1. Esta Solução de Consulta atualiza e reforma parcialmente a de nº 151/2019.
CONTRIBUIÇÃO NÃO INCIDENTE SOBRE PRÊMIOS
A Receita Federal reafirmou que os prêmios concedidos por liberalidade do empregador em razão de desempenho superior ao ordinariamente esperado não integram a base de cálculo das contribuições previdenciárias, desde que observados determinados requisitos. Este entendimento decorre da alteração promovida pela Reforma Trabalhista, que passou a excluir da remuneração os prêmios pagos nessa condição².
Assim, desde 11 de novembro de 2017, não há incidência de contribuição previdenciária sobre prêmios (em dinheiro, bens ou serviços) que cumpram os seguintes requisitos:
- sejam concedidos por liberalidade do empregador;
- decorram de desempenho superior ao ordinariamente esperado; e
- sejam pagos a empregados.
Ressalta-se também que o prêmio não pode decorrer de obrigação contratual, legal ou de ajuste prévio, pois isso contraria o aspecto da liberalidade necessário para diferenciá-lo da remuneração.

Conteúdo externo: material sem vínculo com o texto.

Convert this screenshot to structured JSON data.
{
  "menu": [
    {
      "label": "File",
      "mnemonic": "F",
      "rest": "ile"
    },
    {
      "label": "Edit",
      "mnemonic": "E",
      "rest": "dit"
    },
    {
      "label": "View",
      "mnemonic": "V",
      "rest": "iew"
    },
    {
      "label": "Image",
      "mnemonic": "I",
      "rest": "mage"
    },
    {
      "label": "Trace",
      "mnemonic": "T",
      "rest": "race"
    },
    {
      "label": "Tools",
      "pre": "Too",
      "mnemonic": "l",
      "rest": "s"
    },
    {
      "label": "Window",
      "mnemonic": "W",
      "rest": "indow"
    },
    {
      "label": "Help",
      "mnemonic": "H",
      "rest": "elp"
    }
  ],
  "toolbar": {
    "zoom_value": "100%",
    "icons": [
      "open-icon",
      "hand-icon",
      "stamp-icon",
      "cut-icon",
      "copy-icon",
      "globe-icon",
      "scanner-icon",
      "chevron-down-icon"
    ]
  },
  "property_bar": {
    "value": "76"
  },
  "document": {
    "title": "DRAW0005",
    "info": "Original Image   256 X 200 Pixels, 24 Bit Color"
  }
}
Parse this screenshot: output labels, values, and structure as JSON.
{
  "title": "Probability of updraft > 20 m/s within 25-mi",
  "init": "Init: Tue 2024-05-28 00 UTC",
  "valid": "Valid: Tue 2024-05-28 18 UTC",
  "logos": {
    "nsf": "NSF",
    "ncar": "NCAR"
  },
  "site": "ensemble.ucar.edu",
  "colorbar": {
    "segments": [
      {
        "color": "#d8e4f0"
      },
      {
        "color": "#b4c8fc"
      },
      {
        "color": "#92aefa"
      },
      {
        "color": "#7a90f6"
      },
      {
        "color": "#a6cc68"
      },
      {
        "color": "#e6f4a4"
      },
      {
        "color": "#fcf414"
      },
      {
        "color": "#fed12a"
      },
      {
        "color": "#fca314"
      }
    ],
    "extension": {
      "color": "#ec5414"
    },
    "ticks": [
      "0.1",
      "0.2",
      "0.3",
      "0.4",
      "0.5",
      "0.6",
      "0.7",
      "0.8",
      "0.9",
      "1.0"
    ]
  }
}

2. Art. 457, §§ 2º e 4º da CLT.
LIMITAÇÃO TEMPORÁRIA ENTRE 2017 E 2018
Segundo a Receita Federal, entre 14 de novembro de 2017 e 22 de abril de 2018, os prêmios somente poderiam ser excluídos da base de cálculo das contribuições previdenciárias quando pagos até duas vezes por ano.
Essa limitação decorreu da redação temporária introduzida pela MP nº 808/2017, posteriormente revogada com a perda de sua eficácia.

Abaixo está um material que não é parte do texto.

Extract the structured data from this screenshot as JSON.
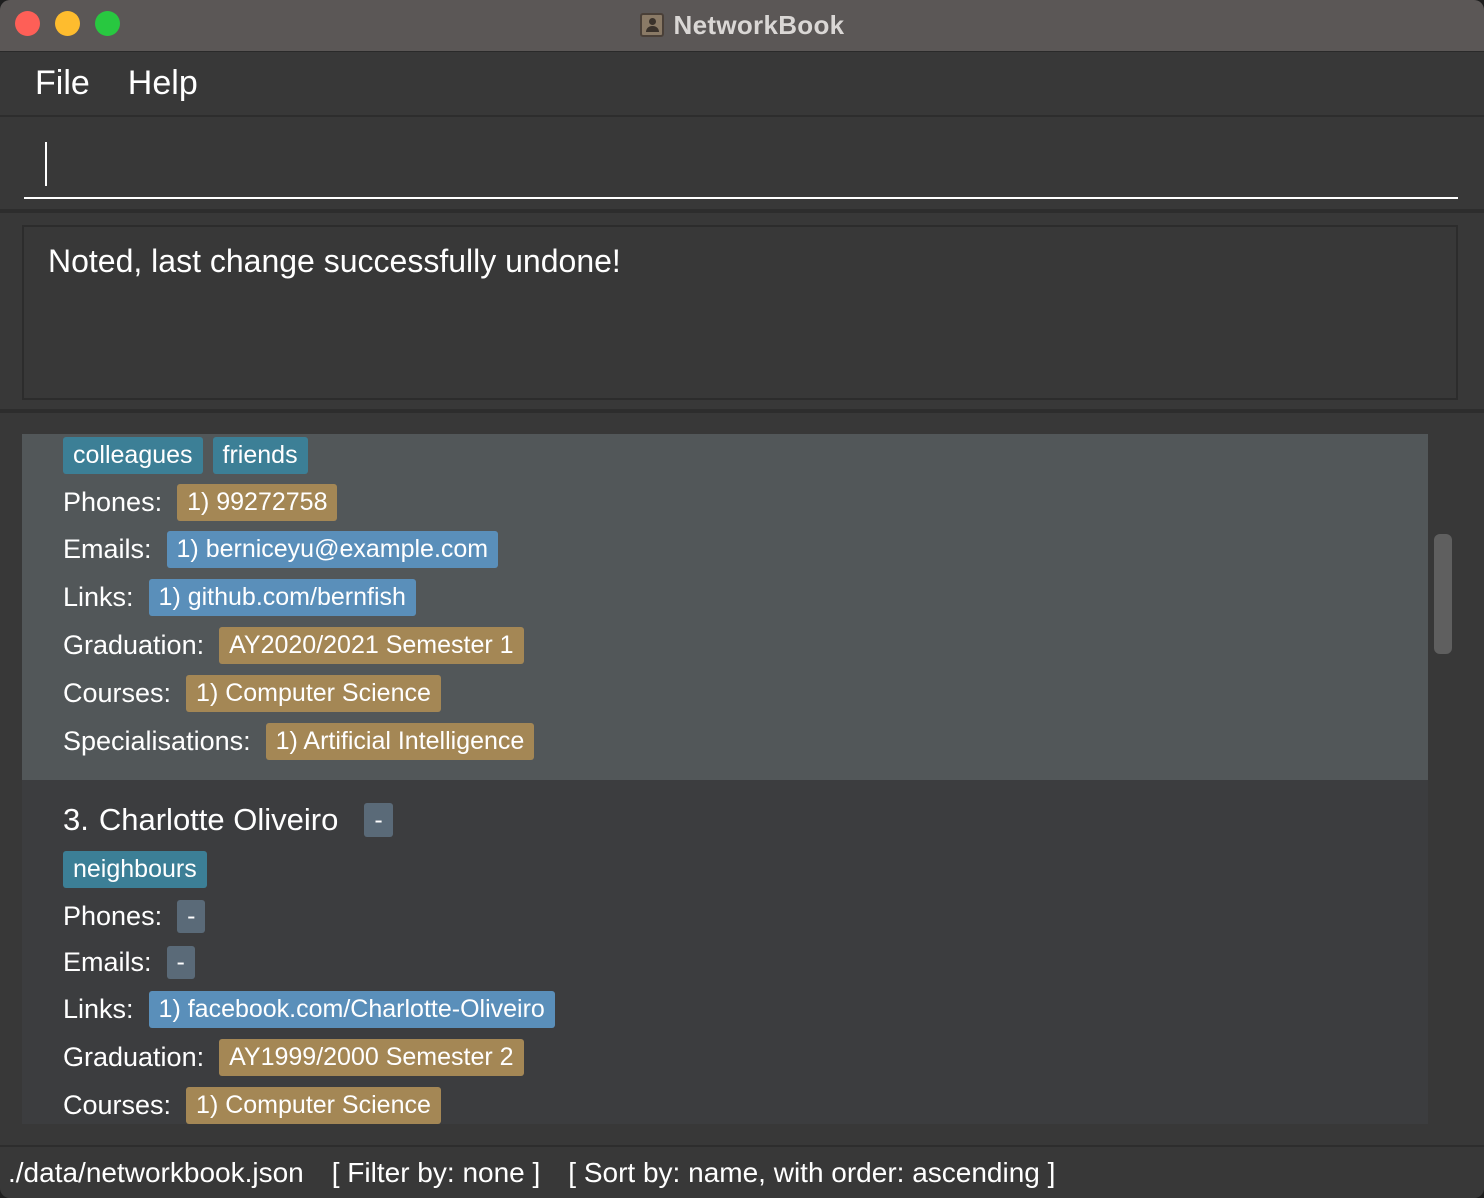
{
  "window": {
    "title": "NetworkBook",
    "icon": "contact-book-icon",
    "traffic_lights": {
      "close": "#fe5f57",
      "minimize": "#febc2e",
      "zoom": "#28c840"
    }
  },
  "menu": {
    "file": "File",
    "help": "Help"
  },
  "command": {
    "value": "",
    "placeholder": ""
  },
  "result": {
    "message": "Noted, last change successfully undone!"
  },
  "labels": {
    "phones": "Phones:",
    "emails": "Emails:",
    "links": "Links:",
    "graduation": "Graduation:",
    "courses": "Courses:",
    "specialisations": "Specialisations:",
    "empty": "-"
  },
  "contacts": [
    {
      "tags": [
        "colleagues",
        "friends"
      ],
      "phones": [
        "1) 99272758"
      ],
      "emails": [
        "1) berniceyu@example.com"
      ],
      "links": [
        "1) github.com/bernfish"
      ],
      "graduation": "AY2020/2021 Semester 1",
      "courses": [
        "1) Computer Science"
      ],
      "specialisations": [
        "1) Artificial Intelligence"
      ]
    },
    {
      "index": "3.",
      "name": "Charlotte Oliveiro",
      "name_badge": "-",
      "tags": [
        "neighbours"
      ],
      "phones": "-",
      "emails": "-",
      "links": [
        "1) facebook.com/Charlotte-Oliveiro"
      ],
      "graduation": "AY1999/2000 Semester 2",
      "courses": [
        "1) Computer Science"
      ]
    }
  ],
  "colors": {
    "tag": "#3c7f96",
    "email_link": "#5a8fba",
    "phone_grad_course": "#a48755",
    "empty_chip": "#5a6a78",
    "selected_card": "#525759"
  },
  "status": {
    "file_path": "./data/networkbook.json",
    "filter": "[ Filter by: none ]",
    "sort": "[ Sort by: name, with order: ascending ]"
  }
}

CRITÉRIOS PARA CARACTERIZAÇÃO DO PRÊMIO
Para afastar a incidência das contribuições previdenciárias, é necessário que o empregador comprove objetivamente o desempenho superior do empregado. Por isso, recomenda-se que sejam adotados critérios claros de avaliação, demonstrando
- qual era o desempenho ordinariamente esperado;
- quais indicadores ou metas foram estabelecidos; e
- de que forma o empregado superou esse desempenho.
Outro ponto relevante é que a não incidência não se aplica a valores pagos a contribuintes individuais, restringindo-se aos segurados empregados.
IMPACTOS PRÁTICOS
A estruturação adequada de programas de incentivo e reconhecimento, com documentação e definição de critérios objetivos de desempenho, é fundamental para reduzir os encargos previdenciários e mitigar riscos fiscais.
Cooperativas que adotam políticas de premiação devem assegurar que a verba decorra de liberalidade, justifique-se objetivamente em desempenho superior e não esteja vinculada automaticamente a metas contratuais. Falhas na estruturação dessas políticas podem levar a verba a ser requalificada como remuneração, sobre a qual incidem contribuições, e ainda a eventuais autuações.